中午饭头,钱度一伙人跟着莫福全几个老头儿一起吃的,饭罢,又甩了六盒香烟,说什么累了可以抽根解解乏。

八月底,秋老虎发威,本来饭后还可以休息多半个钟头的,可钱度这做法,硬是让他们休息不起来了。

没办法,主家给的太多了!

多休息一分钟,都觉着愧对钱度,愧对这份大方。

整块儿玻璃墙和玻璃门王超奇已经找好了厂家,还专门派技术人员过来量尺寸,订规格。

钱度抽空,在公共电话亭,先给林一达打了个电话。

“对,对,废话,桑塔纳肯定比吉普强多了,你以公司名义订三辆,还有安排几辆货车,卡准时间,拉上货争取三天后赶到泸上。”

电话另一头,听着耳朵根传来的盲音,林一达挂断电话,先去联系货车准备货物。

自营店的事情,俩人老早就说过了,所以厂里一直在备货。

只不过往上面报上去的组建自家货车大队,还一直停留在纸面阶段,所以林一达只能联系打过交道的徐向。

徐向的身后是城东机械厂,京城老牌儿大厂。

哪怕八十年代末出现下海大潮,大大小小的厂房面临破产重组的局面,人家都屹立不倒。

充足的技术员和工程师,还有更新换代的技术和成果做保障,以至于手里的订单从来没断过。

因为要出外地,这私活儿徐向不能擅自做主,只能让林一达联系厂里,领导层思考再三下,还是决定帮一把。

实在是林一达的名头最近太盛,尤其是在电子工业、部门的会议上,大领导屡次提及表扬的名字,想不记住都难。

既然人家都求到家门口了,帮还是要帮一把的。

五辆CA-10型号的货车,载满货,由徐向带队,轰隆隆的开往泸上。

钱度这边,给林一达打完电话,又试着给家里打了过去。

没十来秒,电话接通,那边传来韩子童脆生生的女声。

钱度怒斥十块钱,打了一个长达四十分钟的电话煲。

.....

黄河路这边,每天早晨六点开工,晚上七点下班,工程一天一个样儿。

最先收拾的就是地面,铺地板砖一直都是个技术活儿,跟禾泥巴玩过家家完全不是一回事,钱度瞅着莫福全他们熟练的手法。

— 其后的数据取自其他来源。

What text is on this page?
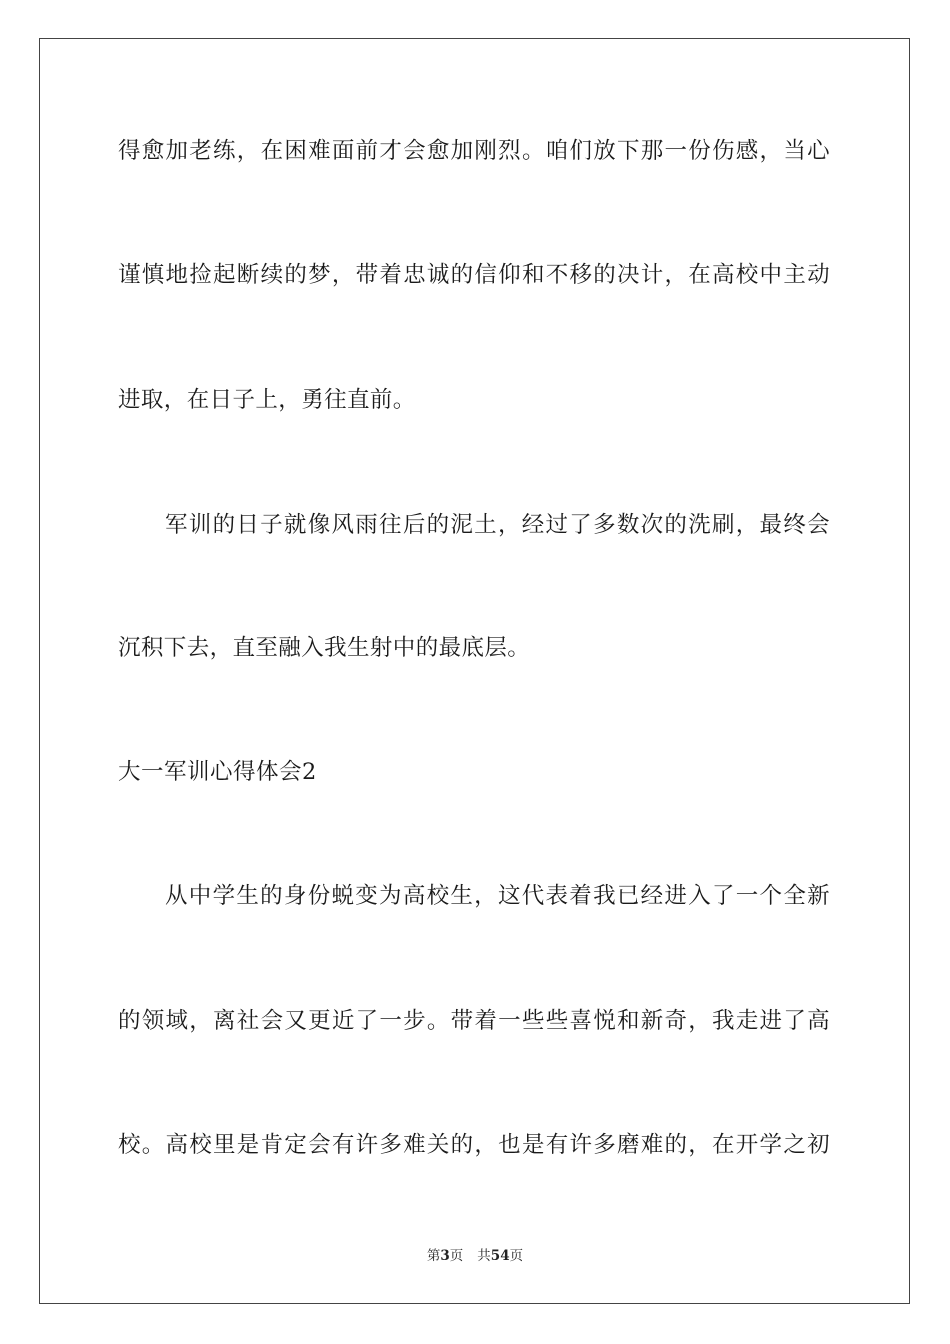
得愈加老练，在困难面前才会愈加刚烈。咱们放下那一份伤感，当心
谨慎地捡起断续的梦，带着忠诚的信仰和不移的决计，在高校中主动
进取，在日子上，勇往直前。
军训的日子就像风雨往后的泥土，经过了多数次的洗刷，最终会
沉积下去，直至融入我生射中的最底层。
大一军训心得体会2
从中学生的身份蜕变为高校生，这代表着我已经进入了一个全新
的领域，离社会又更近了一步。带着一些些喜悦和新奇，我走进了高
校。高校里是肯定会有许多难关的，也是有许多磨难的，在开学之初
第3页 共54页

还笑着建议,不如弄家装修公司,这活儿以后肯定火热,还可以带徒弟组自己的小团队,大有搞头。

莫福全几人听了面面相觑,瓦匠活自古就可以带徒弟的,这不稀奇,可这什么装修公司到是头一次听。

钱度在一旁仔细解释了解释,让莫福全回头好好想一想,如果愿意,可以跟他一起合作开公司。

转天,任婷从广州赶到泸上,钱度和王超奇一起在飞机场接的人。

其实从京城到泸上现在也有航班,六十四块钱一张飞机票,只不过一般人舍不得这个飞机票钱,而且也没资格坐。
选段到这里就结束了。